En un intento de vivir en carne propia por lo que pasan decenas de ciudadanos que no tienen visión, caminé por las calles del centro de Villavicencio con los ojos cerrados.

Lo que es una tarea fácil la mayor parte del tiempo, se me dificultó, pues además de no tener la agudeza para movilizarme, los huecos, desniveles e irregularidades en las calles y andenes hacen casi que obligatorio tener un acompañante que vea, con el fin de que evite que uno se caiga, se lesione o sea accidentado.

Y es que si usted, que con la vista “buena”, se enreda tratando de esquivar a los vendedores que se paran en la esquina o a las otras personas que caminan por las estrechas calles, no se imagina las ‘maromas’ peligrosas que se deben hacer cuando se está ciego. Sin contar que las piedras, palos, puntillas, vidrios o botellas tiradas sobre las vías publicas son otro dolor de cabeza, porque se entierran, lo cortan o lo resbala a uno. Ni hablar de cruzar de un lado a otro la vía, ya que, donde hay semáforos, no hay nada que advierta si está en verde o rojo, por lo que hay que: esperar a que no suene ni un vehículo para cruzar, lanzarse a su suerte o apelar a la solidaridad de algún ciudadano.
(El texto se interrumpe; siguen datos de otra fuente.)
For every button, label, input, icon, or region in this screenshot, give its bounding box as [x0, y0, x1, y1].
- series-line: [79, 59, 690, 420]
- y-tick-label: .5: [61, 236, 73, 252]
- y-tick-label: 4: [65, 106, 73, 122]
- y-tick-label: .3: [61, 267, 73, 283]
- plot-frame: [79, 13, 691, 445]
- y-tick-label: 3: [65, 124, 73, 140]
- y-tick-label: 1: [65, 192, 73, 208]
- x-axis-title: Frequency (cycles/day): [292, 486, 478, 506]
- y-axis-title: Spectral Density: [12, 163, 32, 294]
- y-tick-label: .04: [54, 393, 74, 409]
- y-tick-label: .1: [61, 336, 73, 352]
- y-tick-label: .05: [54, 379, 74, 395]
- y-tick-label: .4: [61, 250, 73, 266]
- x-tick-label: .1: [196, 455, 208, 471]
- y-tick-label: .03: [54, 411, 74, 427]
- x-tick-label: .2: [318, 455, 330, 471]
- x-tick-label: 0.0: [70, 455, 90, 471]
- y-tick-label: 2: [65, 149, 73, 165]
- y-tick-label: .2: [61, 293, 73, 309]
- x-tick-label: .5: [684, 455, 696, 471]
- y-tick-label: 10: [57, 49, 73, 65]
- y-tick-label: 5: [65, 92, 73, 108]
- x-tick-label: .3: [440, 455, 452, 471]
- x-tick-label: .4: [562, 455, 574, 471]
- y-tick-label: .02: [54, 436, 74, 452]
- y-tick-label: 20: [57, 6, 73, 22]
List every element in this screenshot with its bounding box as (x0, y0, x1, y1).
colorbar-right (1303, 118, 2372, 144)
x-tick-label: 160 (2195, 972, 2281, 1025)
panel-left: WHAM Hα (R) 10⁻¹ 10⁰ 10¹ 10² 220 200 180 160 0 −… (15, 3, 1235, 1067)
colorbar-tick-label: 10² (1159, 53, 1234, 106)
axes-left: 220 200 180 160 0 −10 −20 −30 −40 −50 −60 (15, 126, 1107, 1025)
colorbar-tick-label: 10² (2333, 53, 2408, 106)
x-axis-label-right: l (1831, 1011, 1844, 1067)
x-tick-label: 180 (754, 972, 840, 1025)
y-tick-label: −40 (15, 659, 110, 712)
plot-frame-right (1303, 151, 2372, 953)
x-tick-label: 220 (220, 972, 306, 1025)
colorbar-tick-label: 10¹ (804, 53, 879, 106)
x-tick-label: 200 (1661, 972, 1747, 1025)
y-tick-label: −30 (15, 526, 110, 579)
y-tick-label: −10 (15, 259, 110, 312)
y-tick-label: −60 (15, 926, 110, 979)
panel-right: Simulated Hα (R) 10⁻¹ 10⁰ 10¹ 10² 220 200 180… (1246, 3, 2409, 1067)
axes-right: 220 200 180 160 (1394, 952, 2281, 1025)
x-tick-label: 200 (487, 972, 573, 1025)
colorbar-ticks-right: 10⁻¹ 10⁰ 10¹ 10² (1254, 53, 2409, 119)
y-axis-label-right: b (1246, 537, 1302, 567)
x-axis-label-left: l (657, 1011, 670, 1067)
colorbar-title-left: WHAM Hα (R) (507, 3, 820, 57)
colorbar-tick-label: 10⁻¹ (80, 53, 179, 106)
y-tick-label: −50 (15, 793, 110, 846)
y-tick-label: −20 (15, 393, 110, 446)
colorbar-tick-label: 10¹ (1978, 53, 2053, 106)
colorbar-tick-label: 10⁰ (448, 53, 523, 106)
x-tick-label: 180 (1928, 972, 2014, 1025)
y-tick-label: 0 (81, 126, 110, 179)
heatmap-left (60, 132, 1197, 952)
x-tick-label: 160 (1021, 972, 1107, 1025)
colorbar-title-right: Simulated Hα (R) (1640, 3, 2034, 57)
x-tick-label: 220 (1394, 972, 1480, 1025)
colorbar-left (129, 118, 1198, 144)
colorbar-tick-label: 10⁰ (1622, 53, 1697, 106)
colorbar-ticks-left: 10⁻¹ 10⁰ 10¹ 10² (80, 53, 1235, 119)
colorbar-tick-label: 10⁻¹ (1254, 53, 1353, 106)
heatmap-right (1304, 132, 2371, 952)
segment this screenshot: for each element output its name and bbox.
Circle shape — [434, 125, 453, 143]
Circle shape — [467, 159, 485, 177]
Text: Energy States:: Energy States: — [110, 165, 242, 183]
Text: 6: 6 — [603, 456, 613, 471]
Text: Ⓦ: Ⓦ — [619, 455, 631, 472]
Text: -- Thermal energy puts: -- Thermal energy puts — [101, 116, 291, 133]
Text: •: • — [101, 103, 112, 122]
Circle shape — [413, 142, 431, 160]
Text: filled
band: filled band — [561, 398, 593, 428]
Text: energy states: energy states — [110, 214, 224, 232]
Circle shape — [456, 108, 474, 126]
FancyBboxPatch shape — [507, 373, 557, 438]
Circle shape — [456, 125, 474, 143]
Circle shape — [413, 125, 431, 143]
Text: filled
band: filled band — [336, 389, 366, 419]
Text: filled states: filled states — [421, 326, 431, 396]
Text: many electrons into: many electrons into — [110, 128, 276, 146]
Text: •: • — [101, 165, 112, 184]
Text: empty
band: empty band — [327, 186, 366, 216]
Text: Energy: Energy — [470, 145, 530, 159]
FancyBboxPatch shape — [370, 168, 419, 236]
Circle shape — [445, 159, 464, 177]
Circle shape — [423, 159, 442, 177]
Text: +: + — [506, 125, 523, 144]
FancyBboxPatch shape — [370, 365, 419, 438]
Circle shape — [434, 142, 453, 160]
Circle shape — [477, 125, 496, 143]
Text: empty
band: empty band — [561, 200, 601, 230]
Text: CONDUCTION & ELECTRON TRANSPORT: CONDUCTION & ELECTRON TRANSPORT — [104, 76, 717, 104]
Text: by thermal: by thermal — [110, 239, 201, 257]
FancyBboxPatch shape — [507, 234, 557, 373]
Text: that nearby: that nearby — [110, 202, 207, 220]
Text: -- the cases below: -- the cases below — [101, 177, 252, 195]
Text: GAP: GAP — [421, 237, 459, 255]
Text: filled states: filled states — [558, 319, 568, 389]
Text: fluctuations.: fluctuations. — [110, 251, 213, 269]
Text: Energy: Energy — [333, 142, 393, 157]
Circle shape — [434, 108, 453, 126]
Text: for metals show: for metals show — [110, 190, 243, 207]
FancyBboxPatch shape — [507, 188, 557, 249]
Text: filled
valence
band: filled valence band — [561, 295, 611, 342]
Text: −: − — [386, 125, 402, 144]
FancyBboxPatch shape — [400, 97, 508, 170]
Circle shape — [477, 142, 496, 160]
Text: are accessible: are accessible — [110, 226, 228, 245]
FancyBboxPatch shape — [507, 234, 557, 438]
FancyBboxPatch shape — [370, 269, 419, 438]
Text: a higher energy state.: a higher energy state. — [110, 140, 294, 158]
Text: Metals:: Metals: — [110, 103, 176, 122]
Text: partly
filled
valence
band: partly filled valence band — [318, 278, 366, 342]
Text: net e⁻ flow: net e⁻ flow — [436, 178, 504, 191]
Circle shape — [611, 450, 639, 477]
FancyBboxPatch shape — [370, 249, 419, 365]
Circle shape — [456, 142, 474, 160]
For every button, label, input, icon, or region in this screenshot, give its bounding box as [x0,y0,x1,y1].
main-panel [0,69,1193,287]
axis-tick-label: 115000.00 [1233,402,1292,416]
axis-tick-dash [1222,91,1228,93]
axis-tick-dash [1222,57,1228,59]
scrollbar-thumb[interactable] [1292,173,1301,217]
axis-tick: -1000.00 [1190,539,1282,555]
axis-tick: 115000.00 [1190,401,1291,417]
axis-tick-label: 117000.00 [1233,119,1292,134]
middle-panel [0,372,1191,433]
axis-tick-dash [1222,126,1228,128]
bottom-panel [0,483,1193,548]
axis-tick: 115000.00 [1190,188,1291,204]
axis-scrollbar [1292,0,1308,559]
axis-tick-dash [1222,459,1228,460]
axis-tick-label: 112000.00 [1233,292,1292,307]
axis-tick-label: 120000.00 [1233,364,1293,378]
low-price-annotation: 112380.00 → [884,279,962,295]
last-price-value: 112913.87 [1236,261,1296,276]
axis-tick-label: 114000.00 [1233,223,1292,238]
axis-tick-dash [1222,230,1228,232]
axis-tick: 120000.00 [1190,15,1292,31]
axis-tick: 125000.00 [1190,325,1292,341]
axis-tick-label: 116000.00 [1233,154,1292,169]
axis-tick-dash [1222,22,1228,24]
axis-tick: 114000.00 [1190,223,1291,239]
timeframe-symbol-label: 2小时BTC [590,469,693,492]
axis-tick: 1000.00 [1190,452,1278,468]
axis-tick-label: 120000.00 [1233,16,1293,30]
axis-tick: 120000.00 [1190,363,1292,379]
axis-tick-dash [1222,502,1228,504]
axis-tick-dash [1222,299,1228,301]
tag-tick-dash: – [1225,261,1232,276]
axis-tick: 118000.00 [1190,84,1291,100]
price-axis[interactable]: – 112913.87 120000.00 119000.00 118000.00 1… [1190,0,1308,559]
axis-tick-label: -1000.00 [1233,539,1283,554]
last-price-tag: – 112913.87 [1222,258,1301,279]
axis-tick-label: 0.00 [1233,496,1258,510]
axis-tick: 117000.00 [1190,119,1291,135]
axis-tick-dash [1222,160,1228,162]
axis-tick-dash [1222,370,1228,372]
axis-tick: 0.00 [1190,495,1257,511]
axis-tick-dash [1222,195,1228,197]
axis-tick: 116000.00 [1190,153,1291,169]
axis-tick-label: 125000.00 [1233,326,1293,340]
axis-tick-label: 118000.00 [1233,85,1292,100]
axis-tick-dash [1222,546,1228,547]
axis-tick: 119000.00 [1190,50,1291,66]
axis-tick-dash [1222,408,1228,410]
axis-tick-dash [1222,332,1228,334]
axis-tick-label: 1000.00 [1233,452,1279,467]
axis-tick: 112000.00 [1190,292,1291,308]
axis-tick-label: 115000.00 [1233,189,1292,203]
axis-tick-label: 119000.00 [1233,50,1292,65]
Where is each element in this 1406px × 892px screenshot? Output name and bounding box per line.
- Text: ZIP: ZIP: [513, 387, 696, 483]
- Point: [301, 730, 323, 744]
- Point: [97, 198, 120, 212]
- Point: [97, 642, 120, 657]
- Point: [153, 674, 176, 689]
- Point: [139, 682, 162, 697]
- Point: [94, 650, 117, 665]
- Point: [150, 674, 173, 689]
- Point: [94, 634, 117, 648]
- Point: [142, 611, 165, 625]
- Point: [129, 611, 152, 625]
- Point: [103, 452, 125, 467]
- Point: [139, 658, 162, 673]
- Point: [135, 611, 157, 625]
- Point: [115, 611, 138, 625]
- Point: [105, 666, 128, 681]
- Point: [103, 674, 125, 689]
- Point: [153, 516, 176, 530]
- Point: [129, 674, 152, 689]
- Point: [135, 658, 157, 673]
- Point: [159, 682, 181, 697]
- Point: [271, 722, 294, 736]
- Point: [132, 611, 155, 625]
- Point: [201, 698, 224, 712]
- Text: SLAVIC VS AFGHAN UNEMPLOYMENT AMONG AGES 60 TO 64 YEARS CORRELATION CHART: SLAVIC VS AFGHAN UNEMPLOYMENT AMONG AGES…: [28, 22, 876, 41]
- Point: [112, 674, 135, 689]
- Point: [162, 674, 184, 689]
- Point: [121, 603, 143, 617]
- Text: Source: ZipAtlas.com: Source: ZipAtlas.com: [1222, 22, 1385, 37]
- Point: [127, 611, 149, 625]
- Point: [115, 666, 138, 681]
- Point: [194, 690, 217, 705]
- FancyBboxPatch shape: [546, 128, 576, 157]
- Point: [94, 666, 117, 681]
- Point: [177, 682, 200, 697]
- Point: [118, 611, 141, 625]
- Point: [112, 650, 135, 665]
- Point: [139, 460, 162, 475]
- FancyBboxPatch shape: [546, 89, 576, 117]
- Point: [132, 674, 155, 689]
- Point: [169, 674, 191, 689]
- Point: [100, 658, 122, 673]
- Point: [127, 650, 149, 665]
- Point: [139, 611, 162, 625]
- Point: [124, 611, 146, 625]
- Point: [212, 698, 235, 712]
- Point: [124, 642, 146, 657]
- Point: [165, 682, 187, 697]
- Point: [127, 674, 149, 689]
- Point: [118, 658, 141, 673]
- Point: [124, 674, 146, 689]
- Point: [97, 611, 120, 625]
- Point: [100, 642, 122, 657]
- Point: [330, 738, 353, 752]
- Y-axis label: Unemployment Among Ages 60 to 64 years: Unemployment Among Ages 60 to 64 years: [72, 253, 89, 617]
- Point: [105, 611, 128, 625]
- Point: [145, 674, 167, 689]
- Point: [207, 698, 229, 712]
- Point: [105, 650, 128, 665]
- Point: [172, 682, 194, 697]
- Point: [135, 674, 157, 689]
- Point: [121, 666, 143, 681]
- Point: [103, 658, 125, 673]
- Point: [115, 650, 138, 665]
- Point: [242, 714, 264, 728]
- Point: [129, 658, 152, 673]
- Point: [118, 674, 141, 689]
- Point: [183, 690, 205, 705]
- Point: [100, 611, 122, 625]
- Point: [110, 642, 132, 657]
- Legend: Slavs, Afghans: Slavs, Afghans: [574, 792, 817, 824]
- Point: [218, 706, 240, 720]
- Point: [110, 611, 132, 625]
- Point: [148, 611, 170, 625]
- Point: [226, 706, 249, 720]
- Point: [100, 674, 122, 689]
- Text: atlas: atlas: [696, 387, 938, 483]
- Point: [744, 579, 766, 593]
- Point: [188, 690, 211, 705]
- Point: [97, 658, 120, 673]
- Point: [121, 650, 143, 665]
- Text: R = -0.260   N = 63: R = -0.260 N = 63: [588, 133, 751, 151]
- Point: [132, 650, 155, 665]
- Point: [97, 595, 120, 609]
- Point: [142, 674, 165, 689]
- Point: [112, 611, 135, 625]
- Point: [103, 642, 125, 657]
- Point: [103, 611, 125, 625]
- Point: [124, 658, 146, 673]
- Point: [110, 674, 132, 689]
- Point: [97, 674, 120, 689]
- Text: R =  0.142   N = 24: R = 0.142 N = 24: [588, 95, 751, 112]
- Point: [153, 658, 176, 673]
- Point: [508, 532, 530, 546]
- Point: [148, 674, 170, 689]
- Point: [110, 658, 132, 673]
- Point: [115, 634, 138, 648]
Es lamentable que una ciudad en crecimiento, no se le apunte a adecuar sus espacios para que sean más incluyentes para las personas con discapacidad que tienen el mismo derecho de transitar libremente como usted o yo.
Aún peor, con todos los estudios, avances y visibilidad que se le ha dado al tema, se siga haciendo edificaciones que no piensen en ellos. ¿Por qué como sociedad no hacemos construcciones que sean adecuadas, accesibles y cómodas para las personas con discapacidad, en lugar de esperar a que ellos vean como se las arreglan por si solos?, como si no hicieran parte de la ciudad o no merecieran disfrutar de los lugares que están “pensados para todos”.

En mi travesía tal vez no me di un ‘tiestazo’ porque me era sencillo abrir los ojos para agarrarme de algo, ver que era lo que me molestaba en los pies u observar el por qué no podía avanzar, sin embargo, la realidad es muy distinta para los invidentes que día a día se enfrentan a oscuras a un mundo que no le es seguro por ningún lado, pues no solo se tienen que enfrentar a los delincuentes al acecho, los conductores imprudentes, los animales agresivos, sino que también a los huecos, empujones, pisos resbalosos, desniveles, entre otros, que son inofensivos para nosotros pero que son peligrosos para ellos.